With China back to its normal import buying of copper, prices of the raw commodity will likely surge to $9,500 a metric tonne by the second semester of 2012, the Japanese Mizuho Corporate Bank Ltd. said.

This will further be compounded by the global tightening of supplies correlating to the widening debt crisis affecting the Eurozone and China's economic slowdown.

Yuka Kageyama, a commodity derivatives analyst at the Mizuho Corporate Bank Ltd., said in Bloomberg News, copper prices will grow 25 percent to reach $9,500 a metric tonne from the 2011 close of $7,600 a metric tonne. Last year, copper fell 22 percent, its first drop in three years, based on the London Metal Exchange LMEX Index of six primary metals including copper and aluminum.

Declining stockpile inventory will also encourage copper prices to rise, although prices may fall as low as $6,500 a metric tonne to an average price of $7,950 a metric tonne for 2012, the bank said in a January note to clients.

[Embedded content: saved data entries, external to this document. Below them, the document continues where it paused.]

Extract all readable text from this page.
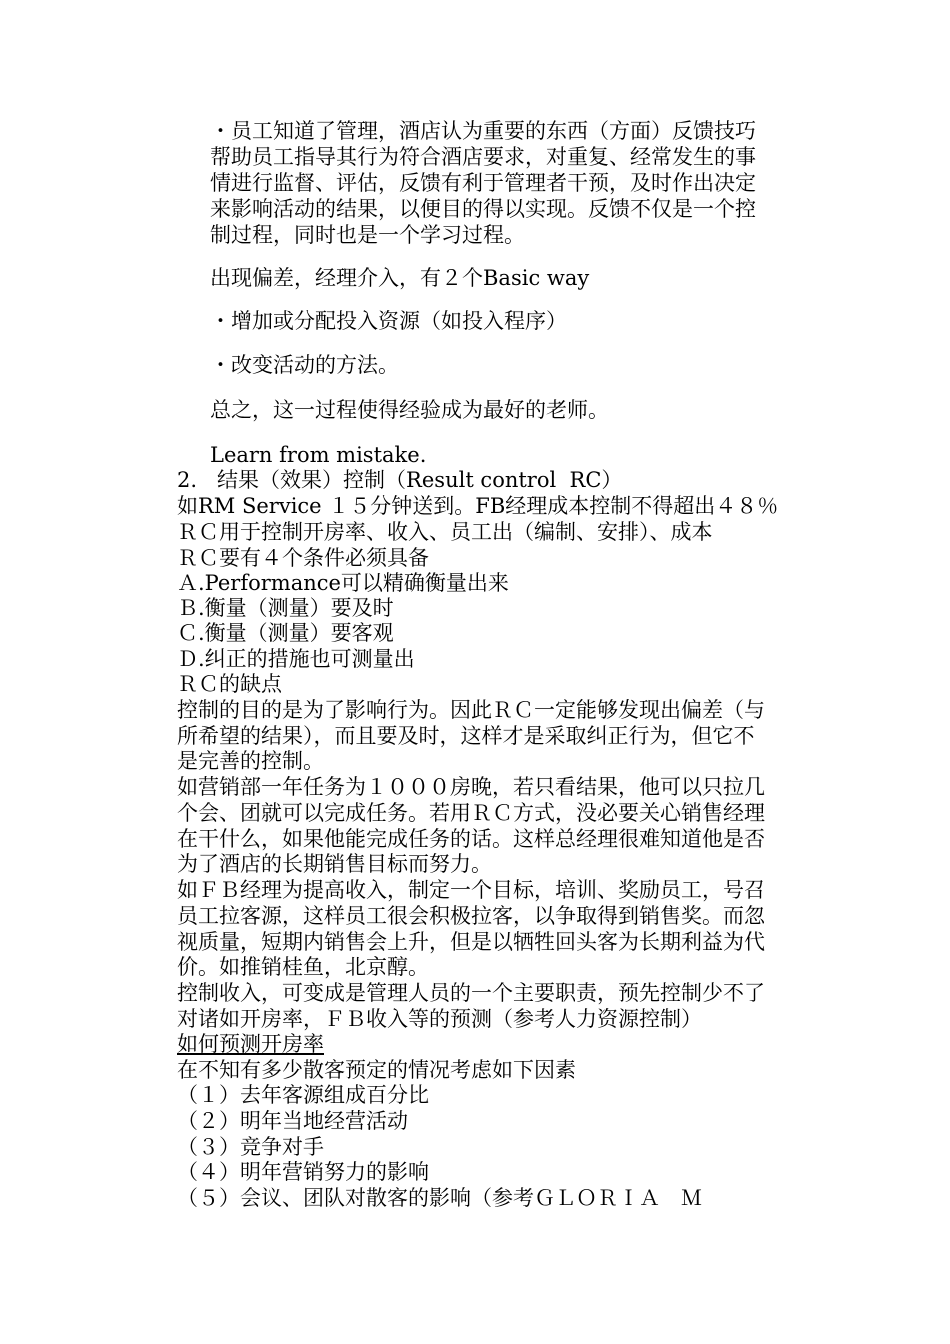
・员工知道了管理，酒店认为重要的东西（方面）反馈技巧

帮助员工指导其行为符合酒店要求，对重复、经常发生的事

情进行监督、评估，反馈有利于管理者干预，及时作出决定

来影响活动的结果，以便目的得以实现。反馈不仅是一个控

制过程，同时也是一个学习过程。

出现偏差，经理介入，有２个Basic way

・增加或分配投入资源（如投入程序）

・改变活动的方法。

总之，这一过程使得经验成为最好的老师。

Learn from mistake.

2.   结果（效果）控制（Result control  RC）

如RM Service １５分钟送到。FB经理成本控制不得超出４８％

ＲＣ用于控制开房率、收入、员工出（编制、安排）、成本

ＲＣ要有４个条件必须具备

Ａ.Performance可以精确衡量出来

Ｂ.衡量（测量）要及时

Ｃ.衡量（测量）要客观

Ｄ.纠正的措施也可测量出

ＲＣ的缺点

控制的目的是为了影响行为。因此ＲＣ一定能够发现出偏差（与

所希望的结果），而且要及时，这样才是采取纠正行为，但它不

是完善的控制。

如营销部一年任务为１０００房晚，若只看结果，他可以只拉几

个会、团就可以完成任务。若用ＲＣ方式，没必要关心销售经理

在干什么，如果他能完成任务的话。这样总经理很难知道他是否

为了酒店的长期销售目标而努力。

如ＦＢ经理为提高收入，制定一个目标，培训、奖励员工，号召

员工拉客源，这样员工很会积极拉客，以争取得到销售奖。而忽

视质量，短期内销售会上升，但是以牺牲回头客为长期利益为代

价。如推销桂鱼，北京醇。

控制收入，可变成是管理人员的一个主要职责，预先控制少不了

对诸如开房率，ＦＢ收入等的预测（参考人力资源控制）

如何预测开房率

在不知有多少散客预定的情况考虑如下因素

（１）去年客源组成百分比

（２）明年当地经营活动

（３）竞争对手

（４）明年营销努力的影响

（５）会议、团队对散客的影响（参考ＧＬＯＲＩＡ　Ｍ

The Bank of America Merrill Lynch forecast copper to $7,750 a metric tonne in 2012 and $7,313 a metric tonne in 2013, while Australia & New Zealand Banking Group Ltd. said the raw commodity metal used to create pipes, tubes and wires, will average $3.83 a pound or $8,444 a metric tonne in 2012 and $4.08 a pound in 2013.

On Thursday, copper prices rose to a more than two-month high above $US8,000 a metric tonne after China's December inflation dropped as well as two successful European debt auctions.

"The European debt-crisis issues will be the key for most commodities this year," Kageyama said in Bloomberg News. "We expect that China may ease its monetary policies in the first half and Europe's problems may recede later this year, paving the way for a rally among base metals as supplies will remain tight."